When I was first in therapy, in a rehab clinic in Luton, my counsellor taught me to push away distress with the unifying nature of physical sensation. Pressing a bag of cold peas to my face, stroking the smooth curves of a precious stone, silencing the brain with the undeniable. I am doing it now, as these final months have lifted my skull and poked holes in my coping, and they have filled up slowly with thick, wet grief. I am coming home from work and feeling the key’s frozen tongue fumbled into the lock, the scent of bergamot under boiling water, the banister beneath my hand like a warm wooden bone.

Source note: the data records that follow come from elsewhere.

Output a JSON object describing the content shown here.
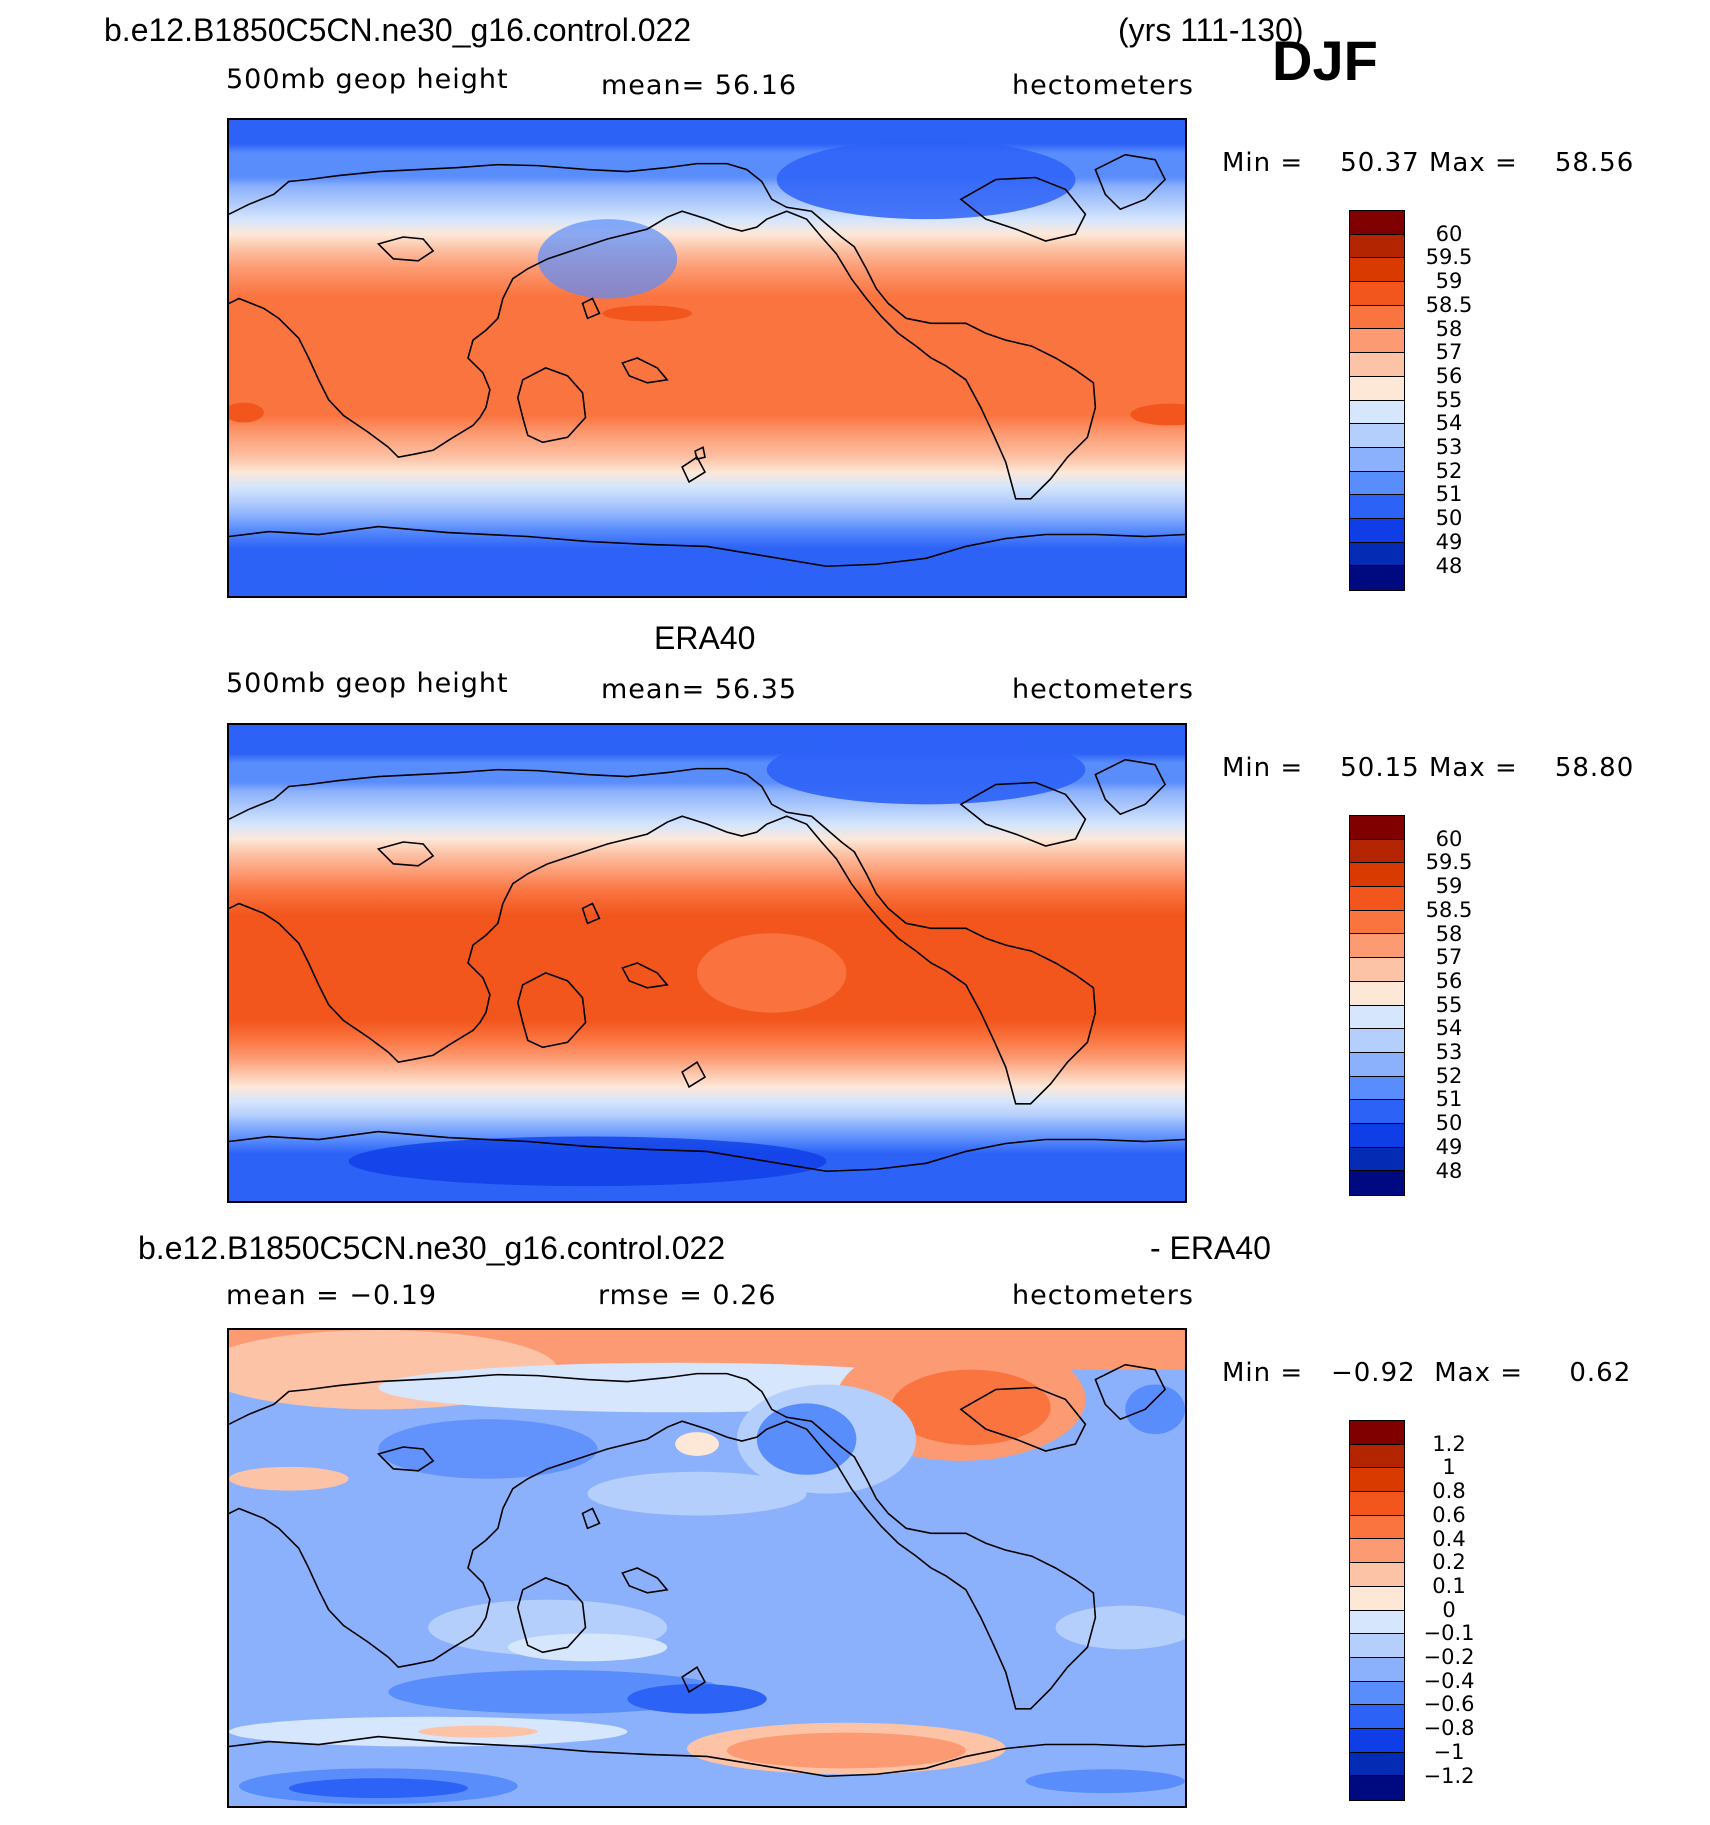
{
  "season": "DJF",
  "panels": [
    {
      "id": "model",
      "title_left": "b.e12.B1850C5CN.ne30_g16.control.022",
      "title_right": "(yrs 111-130)",
      "variable": "500mb  geop  height",
      "mean_text": "mean=   56.16",
      "units": "hectometers",
      "min_label": "Min  =",
      "min_value": "50.37",
      "max_label": "Max  =",
      "max_value": "58.56"
    },
    {
      "id": "era40",
      "title_center": "ERA40",
      "variable": "500mb  geop  height",
      "mean_text": "mean=   56.35",
      "units": "hectometers",
      "min_label": "Min  =",
      "min_value": "50.15",
      "max_label": "Max  =",
      "max_value": "58.80"
    },
    {
      "id": "difference",
      "title_left": "b.e12.B1850C5CN.ne30_g16.control.022",
      "title_right": "- ERA40",
      "mean_text": "mean =   −0.19",
      "rmse_text": "rmse =     0.26",
      "units": "hectometers",
      "min_label": "Min  =",
      "min_value": "−0.92",
      "max_label": "Max  =",
      "max_value": "0.62"
    }
  ],
  "colorbars": {
    "height": {
      "labels": [
        "60",
        "59.5",
        "59",
        "58.5",
        "58",
        "57",
        "56",
        "55",
        "54",
        "53",
        "52",
        "51",
        "50",
        "49",
        "48"
      ],
      "colors": [
        "#800000",
        "#b32400",
        "#d93a00",
        "#f2561d",
        "#fa7440",
        "#fc9b73",
        "#fcc3a6",
        "#fde8d8",
        "#d6e6fc",
        "#b5cffc",
        "#8cb1fc",
        "#5a8dfc",
        "#2d62f7",
        "#0f3ee6",
        "#032bb3",
        "#000a80"
      ]
    },
    "difference": {
      "labels": [
        "1.2",
        "1",
        "0.8",
        "0.6",
        "0.4",
        "0.2",
        "0.1",
        "0",
        "−0.1",
        "−0.2",
        "−0.4",
        "−0.6",
        "−0.8",
        "−1",
        "−1.2"
      ],
      "colors": [
        "#800000",
        "#b32400",
        "#d93a00",
        "#f2561d",
        "#fa7440",
        "#fc9b73",
        "#fcc3a6",
        "#fde8d8",
        "#d6e6fc",
        "#b5cffc",
        "#8cb1fc",
        "#5a8dfc",
        "#2d62f7",
        "#0f3ee6",
        "#032bb3",
        "#000a80"
      ]
    }
  }
}
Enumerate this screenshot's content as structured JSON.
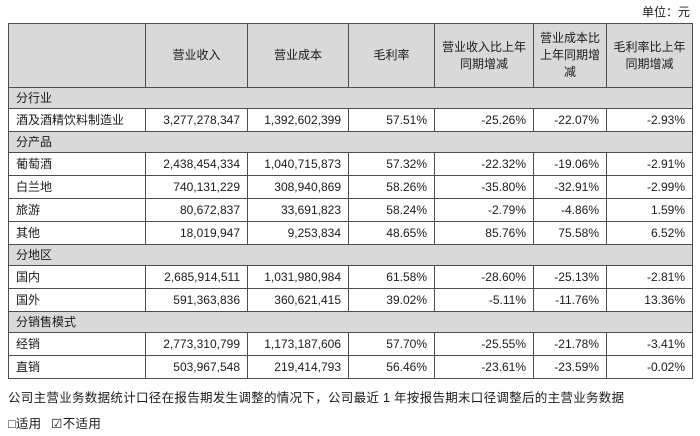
{
  "unit_label": "单位：元",
  "table": {
    "columns": [
      "",
      "营业收入",
      "营业成本",
      "毛利率",
      "营业收入比上年同期增减",
      "营业成本比上年同期增减",
      "毛利率比上年同期增减"
    ],
    "sections": [
      {
        "title": "分行业",
        "rows": [
          {
            "label": "酒及酒精饮料制造业",
            "revenue": "3,277,278,347",
            "cost": "1,392,602,399",
            "margin": "57.51%",
            "revenue_yoy": "-25.26%",
            "cost_yoy": "-22.07%",
            "margin_yoy": "-2.93%"
          }
        ]
      },
      {
        "title": "分产品",
        "rows": [
          {
            "label": "葡萄酒",
            "revenue": "2,438,454,334",
            "cost": "1,040,715,873",
            "margin": "57.32%",
            "revenue_yoy": "-22.32%",
            "cost_yoy": "-19.06%",
            "margin_yoy": "-2.91%"
          },
          {
            "label": "白兰地",
            "revenue": "740,131,229",
            "cost": "308,940,869",
            "margin": "58.26%",
            "revenue_yoy": "-35.80%",
            "cost_yoy": "-32.91%",
            "margin_yoy": "-2.99%"
          },
          {
            "label": "旅游",
            "revenue": "80,672,837",
            "cost": "33,691,823",
            "margin": "58.24%",
            "revenue_yoy": "-2.79%",
            "cost_yoy": "-4.86%",
            "margin_yoy": "1.59%"
          },
          {
            "label": "其他",
            "revenue": "18,019,947",
            "cost": "9,253,834",
            "margin": "48.65%",
            "revenue_yoy": "85.76%",
            "cost_yoy": "75.58%",
            "margin_yoy": "6.52%"
          }
        ]
      },
      {
        "title": "分地区",
        "rows": [
          {
            "label": "国内",
            "revenue": "2,685,914,511",
            "cost": "1,031,980,984",
            "margin": "61.58%",
            "revenue_yoy": "-28.60%",
            "cost_yoy": "-25.13%",
            "margin_yoy": "-2.81%"
          },
          {
            "label": "国外",
            "revenue": "591,363,836",
            "cost": "360,621,415",
            "margin": "39.02%",
            "revenue_yoy": "-5.11%",
            "cost_yoy": "-11.76%",
            "margin_yoy": "13.36%"
          }
        ]
      },
      {
        "title": "分销售模式",
        "rows": [
          {
            "label": "经销",
            "revenue": "2,773,310,799",
            "cost": "1,173,187,606",
            "margin": "57.70%",
            "revenue_yoy": "-25.55%",
            "cost_yoy": "-21.78%",
            "margin_yoy": "-3.41%"
          },
          {
            "label": "直销",
            "revenue": "503,967,548",
            "cost": "219,414,793",
            "margin": "56.46%",
            "revenue_yoy": "-23.61%",
            "cost_yoy": "-23.59%",
            "margin_yoy": "-0.02%"
          }
        ]
      }
    ]
  },
  "footer": {
    "note": "公司主营业务数据统计口径在报告期发生调整的情况下，公司最近 1 年按报告期末口径调整后的主营业务数据",
    "applicable_option": "□适用",
    "not_applicable_option": "☑不适用"
  }
}
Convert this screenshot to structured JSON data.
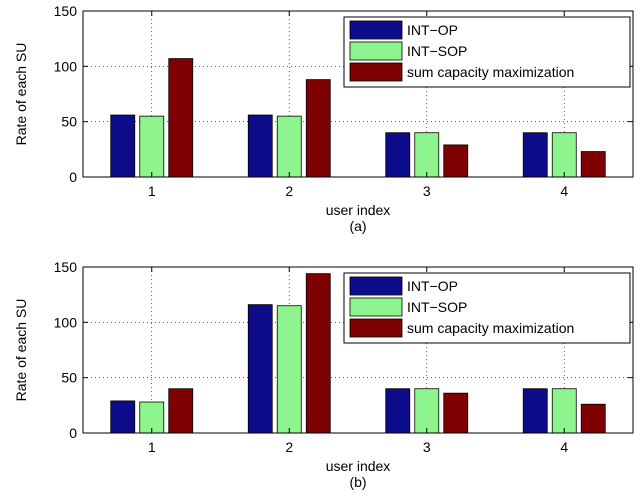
{
  "chart_data": [
    {
      "type": "bar",
      "panel": "(a)",
      "xlabel": "user index",
      "ylabel": "Rate of each SU",
      "categories": [
        "1",
        "2",
        "3",
        "4"
      ],
      "ylim": [
        0,
        150
      ],
      "yticks": [
        0,
        50,
        100,
        150
      ],
      "grid": true,
      "legend_position": "top-right",
      "series": [
        {
          "name": "INT−OP",
          "color": "#0d0d8c",
          "values": [
            56,
            56,
            40,
            40
          ]
        },
        {
          "name": "INT−SOP",
          "color": "#8ef58e",
          "values": [
            55,
            55,
            40,
            40
          ]
        },
        {
          "name": "sum capacity maximization",
          "color": "#7f0000",
          "values": [
            107,
            88,
            29,
            23
          ]
        }
      ]
    },
    {
      "type": "bar",
      "panel": "(b)",
      "xlabel": "user index",
      "ylabel": "Rate of each SU",
      "categories": [
        "1",
        "2",
        "3",
        "4"
      ],
      "ylim": [
        0,
        150
      ],
      "yticks": [
        0,
        50,
        100,
        150
      ],
      "grid": true,
      "legend_position": "top-right",
      "series": [
        {
          "name": "INT−OP",
          "color": "#0d0d8c",
          "values": [
            29,
            116,
            40,
            40
          ]
        },
        {
          "name": "INT−SOP",
          "color": "#8ef58e",
          "values": [
            28,
            115,
            40,
            40
          ]
        },
        {
          "name": "sum capacity maximization",
          "color": "#7f0000",
          "values": [
            40,
            144,
            36,
            26
          ]
        }
      ]
    }
  ]
}
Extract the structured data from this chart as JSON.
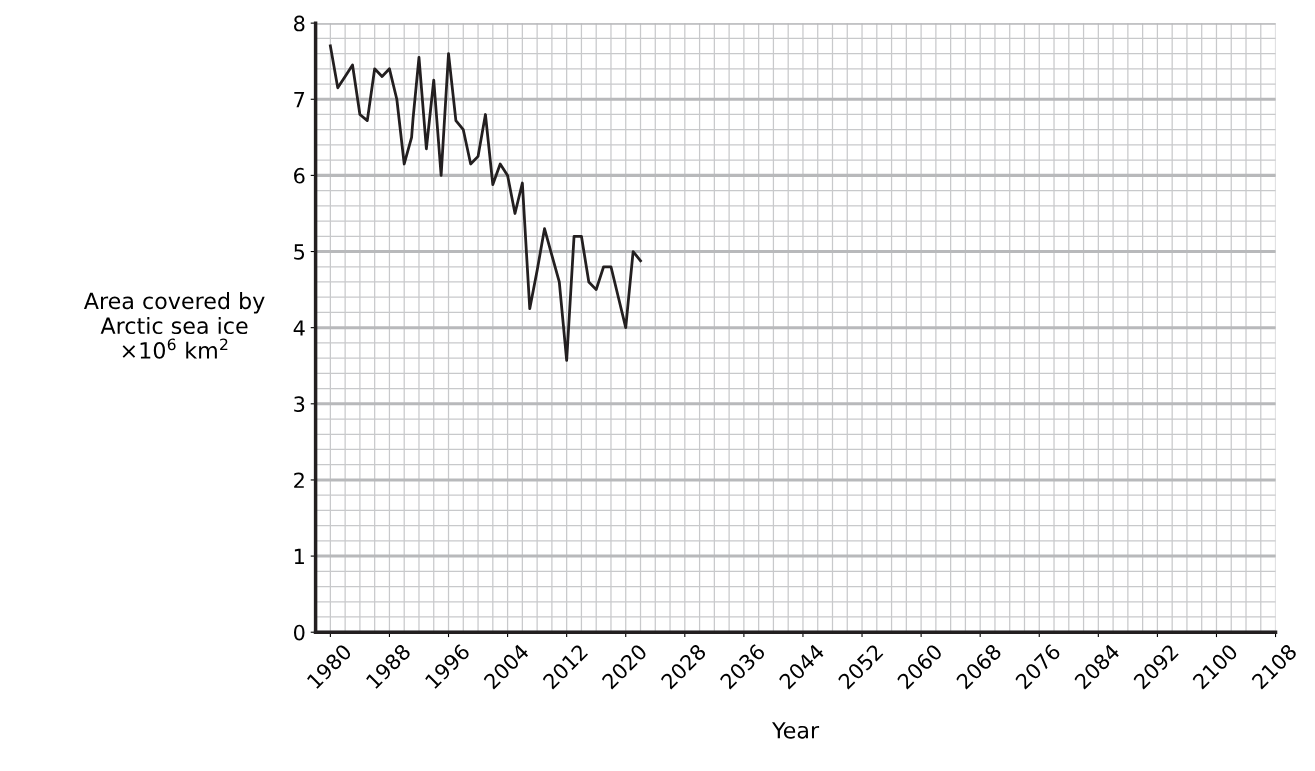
{
  "chart_data": {
    "type": "line",
    "xlabel": "Year",
    "ylabel": "Area covered by\nArctic sea ice\n×10$^{6}$ km$^{2}$",
    "x": [
      1980,
      1981,
      1982,
      1983,
      1984,
      1985,
      1986,
      1987,
      1988,
      1989,
      1990,
      1991,
      1991.2,
      1992,
      1993,
      1994,
      1995,
      1996,
      1997,
      1998,
      1999,
      2000,
      2001,
      2002,
      2003,
      2004,
      2005,
      2006,
      2007,
      2008,
      2009,
      2010,
      2011,
      2012,
      2013,
      2014,
      2015,
      2016,
      2017,
      2018,
      2019,
      2020,
      2021,
      2022
    ],
    "series": [
      {
        "color": "#231f20",
        "values": [
          7.7,
          7.15,
          7.3,
          7.45,
          6.8,
          6.72,
          7.4,
          7.3,
          7.4,
          7.0,
          6.15,
          6.5,
          6.75,
          7.55,
          6.35,
          7.25,
          6.0,
          7.6,
          6.72,
          6.6,
          6.15,
          6.25,
          6.8,
          5.88,
          6.15,
          6.0,
          5.5,
          5.9,
          4.25,
          4.75,
          5.3,
          4.95,
          4.6,
          3.57,
          5.2,
          5.2,
          4.6,
          4.5,
          4.8,
          4.8,
          4.4,
          4.0,
          5.0,
          4.88
        ]
      }
    ],
    "xlim": [
      1978,
      2108
    ],
    "xticks": [
      1980,
      1988,
      1996,
      2004,
      2012,
      2020,
      2028,
      2036,
      2044,
      2052,
      2060,
      2068,
      2076,
      2084,
      2092,
      2100,
      2108
    ],
    "ylim": [
      0,
      8
    ],
    "yticks": [
      0,
      1,
      2,
      3,
      4,
      5,
      6,
      7,
      8
    ],
    "grid": true,
    "marker": "none",
    "line_style": "solid"
  }
}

I am cautiously reminding myself of my form as midnight approaches, rebuilding that skin. Rebinding loose pages for the second edition. I may yet become a beloved volume, one I myself enjoy reading.
My mother once told me that loving me was a sort of nervous shock, like being dropped into cold water, or licking the tip of your finger and pressing it against winter glass. I do not always know how to blend myself into connection, to soften my own exacting edges. I can be abrasive to sensitive skin, I can, in extremis, be an axe to ice. It is not a failing I am proud of, this chronic tendency to splinters, but as I have said before, the human character and its defects are a thing to be worked like the land:
“And yet…the roses bloom more beautifully for their beheading, for facing the genteel executioner of the secateurs. Ask a gardener.“
It is an evergreen resolution. A thing to do in the dark hours, and God knows we have enough of them left in the shadowed pocket of the New Year. Let us push our fingers to the very seams for the last of our resolve, along with our spare change, and our change.